Finding Home in Food

Originally Posted on The Yale Herald - Medium via UWIRE

Illustrative picture from the West End Magazine

Walk down High Street on any given night and you may find yourself drawn to the delicious smell wafting from the Asian American Cultural Center. If you’re a fan of Asian food, you’ve come to the right place — home-cooked dinners are some of the most popular events held at the AACC. The recent Chinese American Student Association (CASA) Hot Pot night attracted 73 students to sign up. “Tastes Like Home,” hosted by the Alliance for Southeast Asian Students at Yale (Alseas), ran out of food midway through. Riding on this wave of success, the Vietnamese Student Association (ViSA) plans to hold Pho Night on Nov. 9, and Korean American Students at Yale (KASY) will organize an upperclassmen Thanksgiving dinner on Nov. 15. Both events are expected to be as popular as Hot Pot night and “Tastes Like Home,” with Pho Night having 64 people officially signed up so far and KASY’s guest list having completely filled up only in a few short days. Asian cultural clubs help bring their cuisine and culture to Yale to enrich it — and, thankfully, students seem to be embracing this effort with all their might.

These events really flourish because of the diversity within the “Asian food” umbrella — no evening is too similar to another. The inaugural KASY First-Year Dinner in September, for example, had a massive variety of traditional Korean food from 제육볶음 (spicy pork belly) to 파전/김치부침개 (scallion and kimchi pancakes). On the other hand, CASA and ViSA’s events distinguish themselves by focusing on specific, iconic dishes of Chinese and Vietnamese cuisine. Hot pot and pho are both comfort foods, and their familiar appeal is almost surely a major contributor to their popularity. “Pho just makes me feel good inside,” comments Anna Tran, TD ’22, who is planning to attend Pho Night. “I had it a lot when I was at home.”
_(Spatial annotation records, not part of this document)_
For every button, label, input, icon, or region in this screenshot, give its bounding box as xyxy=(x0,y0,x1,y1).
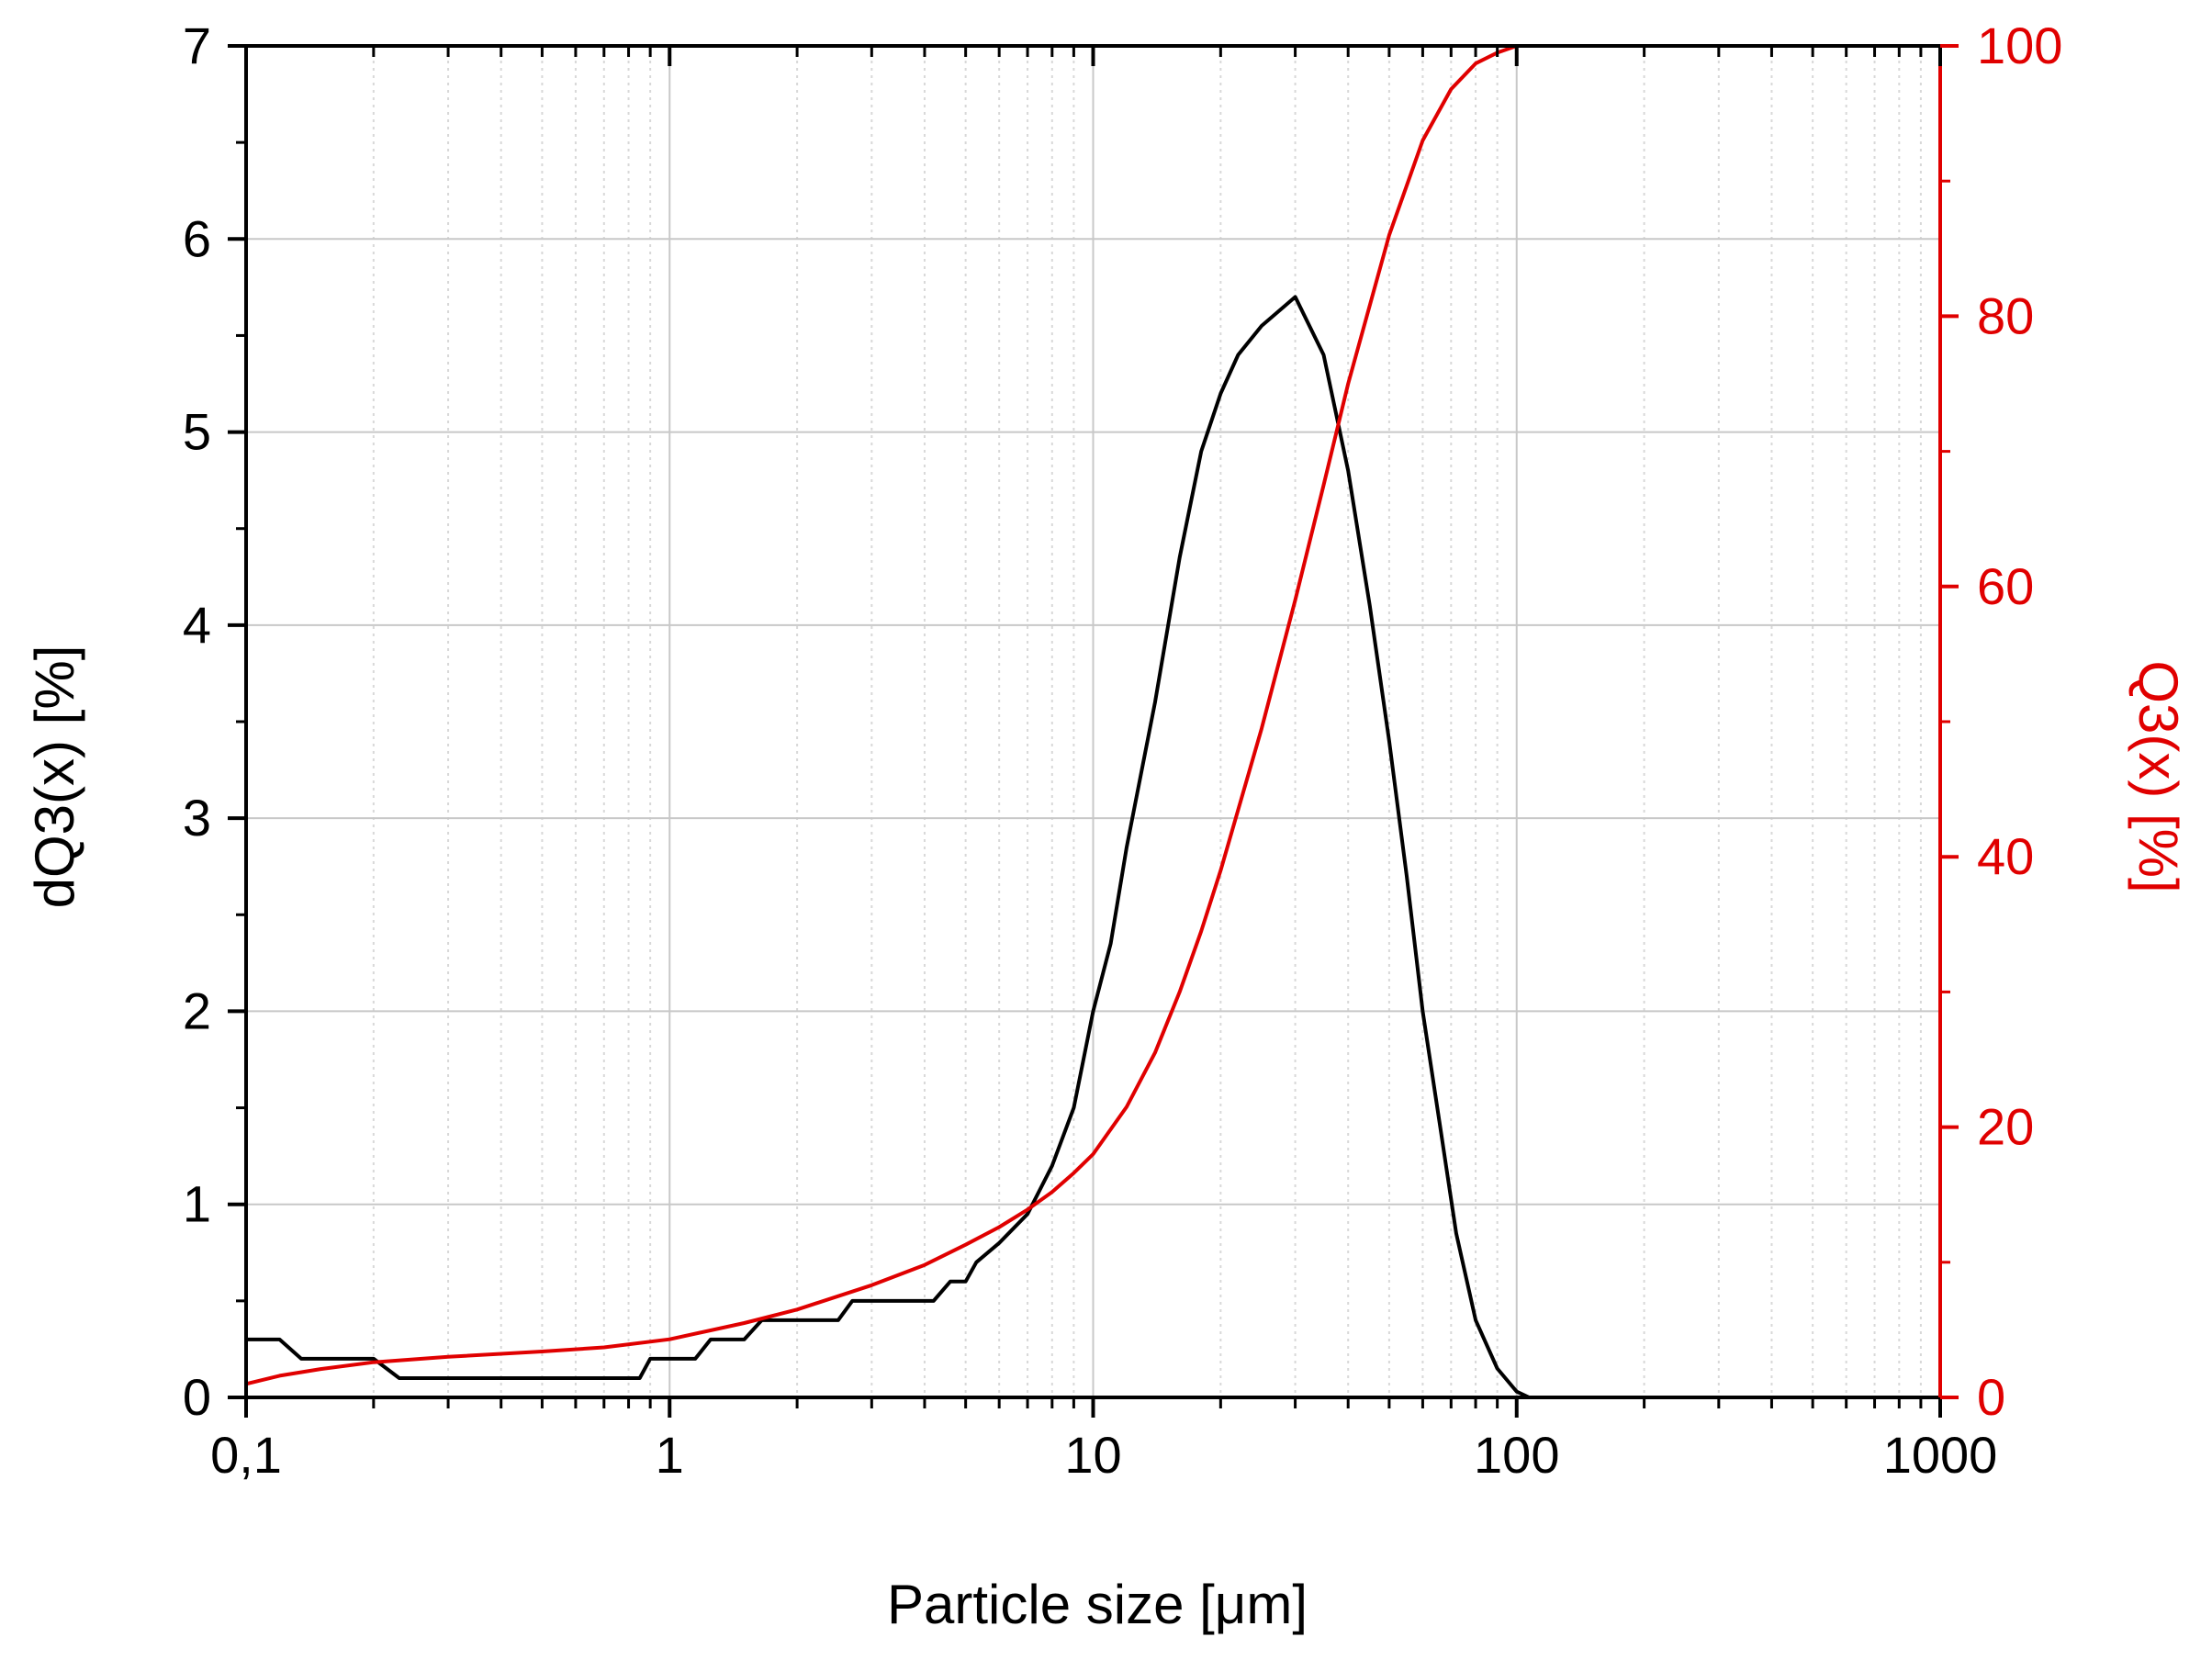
curves xyxy=(245,44,1940,1399)
axes xyxy=(228,44,1959,1418)
x-tick-label: 0,1 xyxy=(210,1426,282,1484)
y-right-tick-label: 0 xyxy=(1977,1368,2005,1426)
x-tick-label: 10 xyxy=(1064,1426,1121,1484)
y-left-tick-label: 3 xyxy=(183,789,211,847)
grid xyxy=(245,45,1941,1398)
y-left-tick-label: 2 xyxy=(183,981,211,1039)
q3-cumulative-line xyxy=(245,44,1940,1386)
y-left-tick-label: 0 xyxy=(183,1368,211,1426)
y-left-axis-title: dQ3(x) [%] xyxy=(24,645,85,909)
y-right-tick-label: 80 xyxy=(1977,286,2034,344)
x-tick-label: 1000 xyxy=(1883,1426,1998,1484)
y-left-tick-label: 1 xyxy=(183,1175,211,1233)
y-left-tick-label: 7 xyxy=(183,17,211,74)
y-left-tick-label: 5 xyxy=(183,403,211,461)
dq3-distribution-line xyxy=(246,295,1531,1399)
y-right-axis-title: Q3(x) [%] xyxy=(2128,660,2189,892)
y-right-tick-label: 20 xyxy=(1977,1098,2034,1156)
x-axis-title: Particle size [μm] xyxy=(887,1574,1308,1635)
x-tick-label: 100 xyxy=(1474,1426,1559,1484)
y-left-tick-label: 4 xyxy=(183,596,211,654)
y-right-tick-label: 100 xyxy=(1977,17,2062,74)
y-left-tick-label: 6 xyxy=(183,209,211,267)
y-right-tick-label: 60 xyxy=(1977,557,2034,615)
x-tick-label: 1 xyxy=(656,1426,684,1484)
y-right-tick-label: 40 xyxy=(1977,827,2034,885)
Home is a recurring concept these events explore, with Alseas’ “Tastes Like Home” addressing this topic explicitly. “The title reflects a longing to re-create the gustatory experiences of ‘home,’ that we do not often find at Yale,” a representative of Alseas reported in a text exchange. Yale Dining’s representation of Asian cuisine is indeed an oft-criticized topic, and their efforts definitely aren’t comprehensive enough to replicate a feeling of “home” for most Asian students. Tran says she keeps an eye out for events at the AACC because of “the lack of general authentic Asian food options in [Yale’s] surrounding area.” Although several restaurants like Mecha Ramen and Bonchon are popular for their Asian food variety, New Haven lacks a Chinatown area that would promote the growth of such local restaurants. Within Yale itself, the presence of Asian food is similarly noticeable but mostly “inauthentic,” as first-year Philena Sun, MY ’22, comments. Although Sun appreciates the efforts of Yale Dining, “it’s definitely not [her] mom’s cooking”.

These events also help connect similar cultural clubs and their members. “Tastes Like Home” in particular had a specific goal as a multicultural partnership between Alseas and ViSA, Malaysian and Singaporean Student Association (MASA), Student Association of Thais at Yale (SATAY), and the Indonesia Yale Association (IYA). According to the board of Alseas, “Tastes Like Home” was intended to be “an opportunity for the Southeast Asian student groups to come together and expose each other and the wider Yale community to the culinary cultures of their respective countries.” They also commented that these groups and cultures had a distinct “cultural, economic, and political interconnectedness” that was rarely explored or embraced.

As well as facilitating connections across cultures, these events serve as social spaces for the creation of friendships within single cultures. Some events, like the KASY First-Year Dinner, aim to help attendees meet new people associated with the club. KASY Social Chair Jiyoung Kang, BF ’21, remarks, “at least for these first-years, we wanted to create a larger community in KASY.” CASA’s Hot Pot night, on the other hand, marketed itself towards forming closer bonds in small groups called “families” that received a discount over individual sign-ups. These “families” have nothing to do with blood relations — they are groups of upperclassmen and underclassmen paired together by CASA with the intent of forming a close relationship over the course of the school year. Through a shared love of food and Asian culture, both Hot Pot night and KASY First-Year Dinner were created to bring people together.

Although Yale Dining’s Asian food may not be truly “authentic,” cultural club events on campus bring a little hope by reminding students of their own home. Their popularity never fails to show, and many events like JASU’s Takoyaki night and TAS’s Mid-Autumn Mooncake Festival boasted attendance in the hundreds. Students understandably want new social spaces and fresh ways of making intercultural connections. These events promote acceptance of niche cultures and a space for Asian students to be comfortable many miles from their own homes. As Kang exclaims, “Warmth! Home! Family! Community!”